What Comes After
Welcome
It is well known that many of our most excruciating arguments about religion and philosophy are secretly arguments about definitions. With that said, I will add, it is quite a novel thing when the definition is in the foreground and everyone knows that is what they are arguing about.
Dear Reader,
It is well known that many of our most excruciating arguments about religion and philosophy are secretly arguments about definitions. With that said, I will add, it is quite a novel thing when the definition is in the foreground and everyone knows that is what they are arguing about.
A doozy of a definition argument is brewing right now at the Open Source Initiative (OSI). The OSI recently released version one of their definition for "Open Source AI" [1]. At a glance, the definition appears to fall squarely into the basic open source ethos. The user is accorded the right to:
- Use the system for any purpose and without having to ask for permission.
- Study how the system works and understand how its results were created.
- Modify the system for any purpose, including to change its output.
- Share the system for others to use with or without modifications, for any purpose.

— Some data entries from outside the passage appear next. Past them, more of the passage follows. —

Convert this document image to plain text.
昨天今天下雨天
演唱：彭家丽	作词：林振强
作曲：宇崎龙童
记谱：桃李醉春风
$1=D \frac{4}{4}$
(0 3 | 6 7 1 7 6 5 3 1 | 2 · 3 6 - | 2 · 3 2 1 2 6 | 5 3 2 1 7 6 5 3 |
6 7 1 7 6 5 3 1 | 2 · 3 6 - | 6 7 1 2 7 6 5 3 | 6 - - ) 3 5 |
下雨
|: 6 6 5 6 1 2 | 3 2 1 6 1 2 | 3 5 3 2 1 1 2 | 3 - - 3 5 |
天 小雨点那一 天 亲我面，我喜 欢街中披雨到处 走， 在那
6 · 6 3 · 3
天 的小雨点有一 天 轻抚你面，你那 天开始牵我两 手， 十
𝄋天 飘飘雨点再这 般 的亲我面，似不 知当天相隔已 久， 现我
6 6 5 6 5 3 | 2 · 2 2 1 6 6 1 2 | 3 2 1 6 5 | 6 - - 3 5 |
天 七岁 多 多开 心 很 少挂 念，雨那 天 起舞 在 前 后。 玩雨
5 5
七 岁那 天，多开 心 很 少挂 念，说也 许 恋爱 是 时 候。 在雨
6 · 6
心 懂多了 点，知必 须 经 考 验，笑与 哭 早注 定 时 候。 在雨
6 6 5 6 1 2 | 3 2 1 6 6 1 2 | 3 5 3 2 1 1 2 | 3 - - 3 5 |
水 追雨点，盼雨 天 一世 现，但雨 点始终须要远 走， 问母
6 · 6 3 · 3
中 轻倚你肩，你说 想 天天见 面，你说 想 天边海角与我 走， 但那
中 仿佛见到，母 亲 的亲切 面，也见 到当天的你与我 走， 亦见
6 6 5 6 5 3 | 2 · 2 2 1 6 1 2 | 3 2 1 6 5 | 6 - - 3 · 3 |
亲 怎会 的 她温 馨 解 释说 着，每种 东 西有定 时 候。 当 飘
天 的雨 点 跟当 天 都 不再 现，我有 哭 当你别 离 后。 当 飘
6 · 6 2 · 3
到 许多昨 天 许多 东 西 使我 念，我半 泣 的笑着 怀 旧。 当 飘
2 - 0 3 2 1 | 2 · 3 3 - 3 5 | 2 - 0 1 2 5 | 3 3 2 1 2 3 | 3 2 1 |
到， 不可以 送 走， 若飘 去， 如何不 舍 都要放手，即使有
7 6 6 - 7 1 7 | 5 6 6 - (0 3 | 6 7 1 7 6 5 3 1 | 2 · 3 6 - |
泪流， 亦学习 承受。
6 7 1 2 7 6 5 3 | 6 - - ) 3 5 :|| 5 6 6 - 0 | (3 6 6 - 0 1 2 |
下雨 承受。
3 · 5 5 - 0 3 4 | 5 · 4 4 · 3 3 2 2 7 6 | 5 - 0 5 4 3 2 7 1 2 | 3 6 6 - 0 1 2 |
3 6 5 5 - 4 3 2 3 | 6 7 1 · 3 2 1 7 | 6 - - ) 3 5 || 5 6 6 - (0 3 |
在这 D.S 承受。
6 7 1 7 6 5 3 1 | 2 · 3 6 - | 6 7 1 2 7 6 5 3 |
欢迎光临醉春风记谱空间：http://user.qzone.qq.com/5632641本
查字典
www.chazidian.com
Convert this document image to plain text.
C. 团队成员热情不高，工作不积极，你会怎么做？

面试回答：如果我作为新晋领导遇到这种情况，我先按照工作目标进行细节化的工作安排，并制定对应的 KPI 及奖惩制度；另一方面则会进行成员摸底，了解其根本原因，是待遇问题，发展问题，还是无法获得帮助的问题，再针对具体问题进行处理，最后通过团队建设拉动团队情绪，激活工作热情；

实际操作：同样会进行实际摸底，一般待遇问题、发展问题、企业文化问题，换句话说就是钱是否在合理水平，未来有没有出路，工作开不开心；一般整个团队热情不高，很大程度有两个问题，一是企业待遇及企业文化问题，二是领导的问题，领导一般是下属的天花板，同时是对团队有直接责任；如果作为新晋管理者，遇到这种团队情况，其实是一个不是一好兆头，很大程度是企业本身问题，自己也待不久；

So far so good, right? But the thing is, it all depends on what you call "the system." To the OSI, "the system" is the initial software used as a starting point for developing an AI model – not the model itself. In other words, the definition allows for secrecy in the training data used to build the model. If you can't fully see how the model was trained, you really can't study it and "understand how its results were created." As security expert Bruce Schneier (and others) have pointed out, "the training data is the source code – it's how the model gets programmed" [2].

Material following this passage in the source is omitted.